Function rte_ioat_enqueue_copy()
operates on physical address of
the packet. Structure rte_mbuf
contains only physical address to
start of the data buffer (buf_iova
). Thus the address is adjusted
by addr_offset
value in order to get the address of rearm_data
member of rte_mbuf
. That way both the packet data and metadata can
be copied in a single operation. This method can be used because the mbufs
are direct mbufs allocated by the apps. If another app uses external buffers,
or indirect mbufs, then multiple copy operations must be used.
static uint32_t
ioat_enqueue_packets(struct rte_mbuf **pkts,
uint32_t nb_rx, uint16_t dev_id)
{
int ret;
uint32_t i;
struct rte_mbuf *pkts_copy[MAX_PKT_BURST];
const uint64_t addr_offset = RTE_PTR_DIFF(pkts[0]->buf_addr,
&pkts[0]->rearm_data);
ret = rte_mempool_get_bulk(ioat_pktmbuf_pool,
(void *)pkts_copy, nb_rx);
if (unlikely(ret < 0))
rte_exit(EXIT_FAILURE, "Unable to allocate memory.\n");
for (i = 0; i < nb_rx; i++) {
/* Perform data copy */
ret = rte_ioat_enqueue_copy(dev_id,
pkts[i]->buf_iova
- addr_offset,
pkts_copy[i]->buf_iova
- addr_offset,
rte_pktmbuf_data_len(pkts[i])
+ addr_offset,
(uintptr_t)pkts[i],
(uintptr_t)pkts_copy[i],
0 /* nofence */);
if (ret != 1)
break;
}
ret = i;
/* Free any not enqueued packets. */
rte_mempool_put_bulk(ioat_pktmbuf_pool, (void *)&pkts[i], nb_rx - i);
rte_mempool_put_bulk(ioat_pktmbuf_pool, (void *)&pkts_copy[i],
nb_rx - i);
return ret;
}
All completed copies are processed by ioat_tx_port()
function. When using
hardware copy mode the function invokes rte_ioat_completed_ops()

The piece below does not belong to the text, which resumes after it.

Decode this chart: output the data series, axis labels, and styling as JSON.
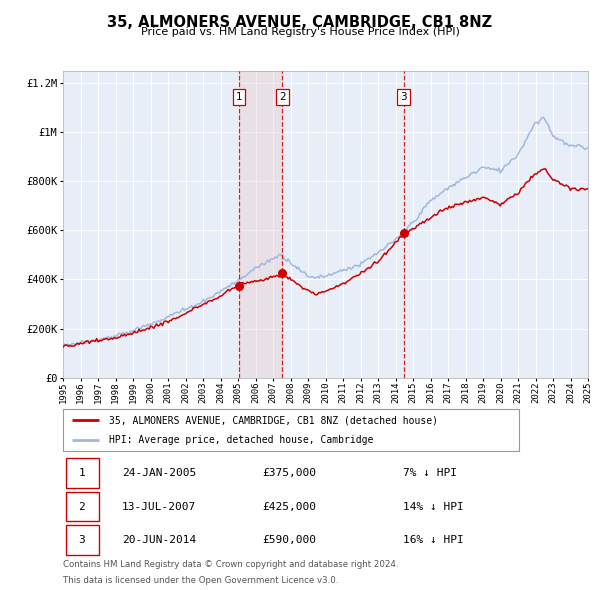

on each assigned IOAT channel to gather copied packets. If software copy
mode is used the function dequeues copied packets from the rte_ring. Then each
packet MAC address is changed if it was enabled. After that copies are sent
in burst mode using `` rte_eth_tx_burst()``.
/* Transmit packets from IOAT rawdev/rte_ring for one port. */
static void
ioat_tx_port(struct rxtx_port_config *tx_config)
{
uint32_t i, j, nb_dq = 0;
struct rte_mbuf *mbufs_src[MAX_PKT_BURST];
struct rte_mbuf *mbufs_dst[MAX_PKT_BURST];
for (i = 0; i < tx_config->nb_queues; i++) {
if (copy_mode == COPY_MODE_IOAT_NUM) {
/* Deque the mbufs from IOAT device. */
nb_dq = rte_ioat_completed_ops(
tx_config->ioat_ids[i], MAX_PKT_BURST,
(void *)mbufs_src, (void *)mbufs_dst);
} else {
/* Deque the mbufs from rx_to_tx_ring. */
nb_dq = rte_ring_dequeue_burst(
tx_config->rx_to_tx_ring, (void *)mbufs_dst,
MAX_PKT_BURST, NULL);
}
if (nb_dq == 0)
return;
if (copy_mode == COPY_MODE_IOAT_NUM)
rte_mempool_put_bulk(ioat_pktmbuf_pool,
(void *)mbufs_src, nb_dq);
/* Update macs if enabled */
if (mac_updating) {
for (j = 0; j < nb_dq; j++)
update_mac_addrs(mbufs_dst[j],
tx_config->rxtx_port);
}
const uint16_t nb_tx = rte_eth_tx_burst(
tx_config->rxtx_port, 0,
(void *)mbufs_dst, nb_dq);
port_statistics.tx[tx_config->rxtx_port] += nb_tx;
/* Free any unsent packets. */
if (unlikely(nb_tx < nb_dq))
rte_mempool_put_bulk(ioat_pktmbuf_pool,
(void *)&mbufs_dst[nb_tx],
nb_dq - nb_tx);
}
}
15.4.4. The Packet Copying Functions
In order to perform packet copy there is a user-defined function
pktmbuf_sw_copy()
used. It copies a whole packet by copying
metadata from source packet to new mbuf, and then copying a data
chunk of source packet. Both memory copies are done using
rte_memcpy()
:
static inline void
pktmbuf_sw_copy(struct rte_mbuf *src, struct rte_mbuf *dst)
{
/* Copy packet metadata */
rte_memcpy(&dst->rearm_data,
&src->rearm_data,
offsetof(struct rte_mbuf, cacheline1)
- offsetof(struct rte_mbuf, rearm_data));
/* Copy packet data */
rte_memcpy(rte_pktmbuf_mtod(dst, char *),
rte_pktmbuf_mtod(src, char *), src->data_len);
}
The metadata in this example is copied from rearm_data
member of
rte_mbuf
struct up to cacheline1
.
In order to understand why software packet copying is done as shown above please refer to the “Mbuf Library” section of the DPDK Programmer’s Guide.